Un lutto condiviso anche da un ex presidente degli Stati Uniti, Bill Clinton, che riuscì a portare negli States lo scrittore che era stato bandito. “Da quando lessi ‘Cent’anni di solitudine’ più di 40 anni fa, sono sempre rimasto stupito dalle sue doti uniche di immaginazione, chiarezza del pensiero e onestà emozionale. Ero onorato di essere suo amico e di conoscere il suo grande cuore e mente brillante da più di vent’anni”. Il Premio Nobel per la letteratura Mario Vargas Llosa ha detto di “sentirsi il cuore spezzato “. 

I resti del premio Nobel saranno cremati. Il corpo dell’autore de “L’amore ai tempi del colera”, secondo una dichiarazione letta sulla porta di casa dello scrittore da Maria Cristina Cepeda, presidente della National Fine Arts Institute, diventerà cenere in una cerimonia privata e l’unica commemorazione pubblica si terrà lunedì prossimo al Palazzo delle Belle Arti del Messico, un grande edificio di marmo nel centro storico di Città del Messico, spesso utilizzato come palcoscenico per l’addio definitivo a grandi figure della cultura. 

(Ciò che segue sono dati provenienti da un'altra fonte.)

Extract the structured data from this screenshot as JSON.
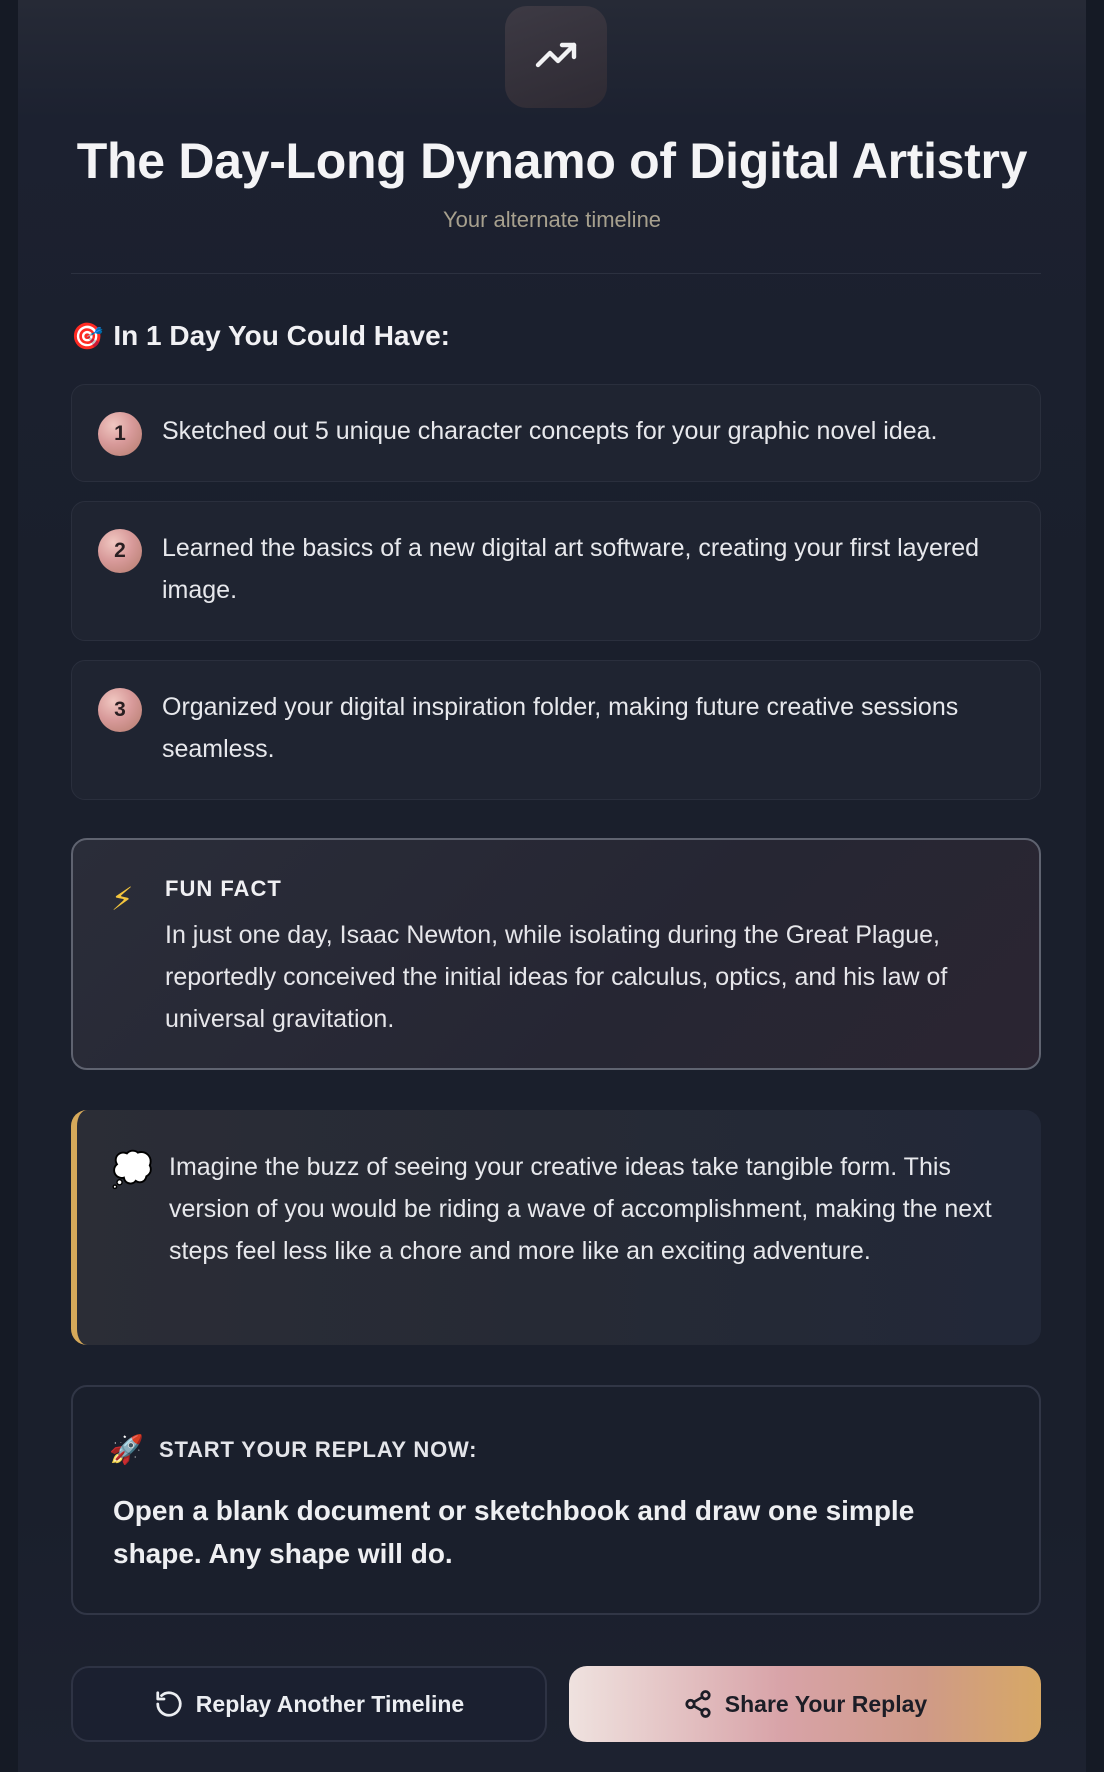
{
  "header": {
    "icon": "trending-up-icon",
    "title": "The Day-Long Dynamo of Digital Artistry",
    "subtitle": "Your alternate timeline"
  },
  "achievements": {
    "heading_emoji": "🎯",
    "heading": "In 1 Day You Could Have:",
    "items": [
      {
        "number": "1",
        "text": "Sketched out 5 unique character concepts for your graphic novel idea."
      },
      {
        "number": "2",
        "text": "Learned the basics of a new digital art software, creating your first layered image."
      },
      {
        "number": "3",
        "text": "Organized your digital inspiration folder, making future creative sessions seamless."
      }
    ]
  },
  "fun_fact": {
    "icon": "⚡",
    "label": "FUN FACT",
    "text": "In just one day, Isaac Newton, while isolating during the Great Plague, reportedly conceived the initial ideas for calculus, optics, and his law of universal gravitation."
  },
  "reflection": {
    "icon": "💭",
    "text": "Imagine the buzz of seeing your creative ideas take tangible form. This version of you would be riding a wave of accomplishment, making the next steps feel less like a chore and more like an exciting adventure.",
    "accent_color": "#d6a95a"
  },
  "call_to_action": {
    "icon": "🚀",
    "label": "START YOUR REPLAY NOW:",
    "text": "Open a blank document or sketchbook and draw one simple shape. Any shape will do."
  },
  "actions": {
    "replay_label": "Replay Another Timeline",
    "replay_icon": "refresh-icon",
    "share_label": "Share Your Replay",
    "share_icon": "share-icon"
  }
}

Garcia Marquez, era stato ricoverato il 31 marzo per un’infezione polmonare e all’apparato urinario. Dopo una settimana di ricovero i medici gli avevano permesso di tornare a casa, anche se in condizioni precarie. Dopo il rientro a casa si erano diffuse voci su un riaffacciarsi del tumore che lo aveva colpito nel 1999, voci che la sua assistente, Monica Alonso, e poi anche il presidente della Colombia, Juan Manuel Santos, avevano smentito.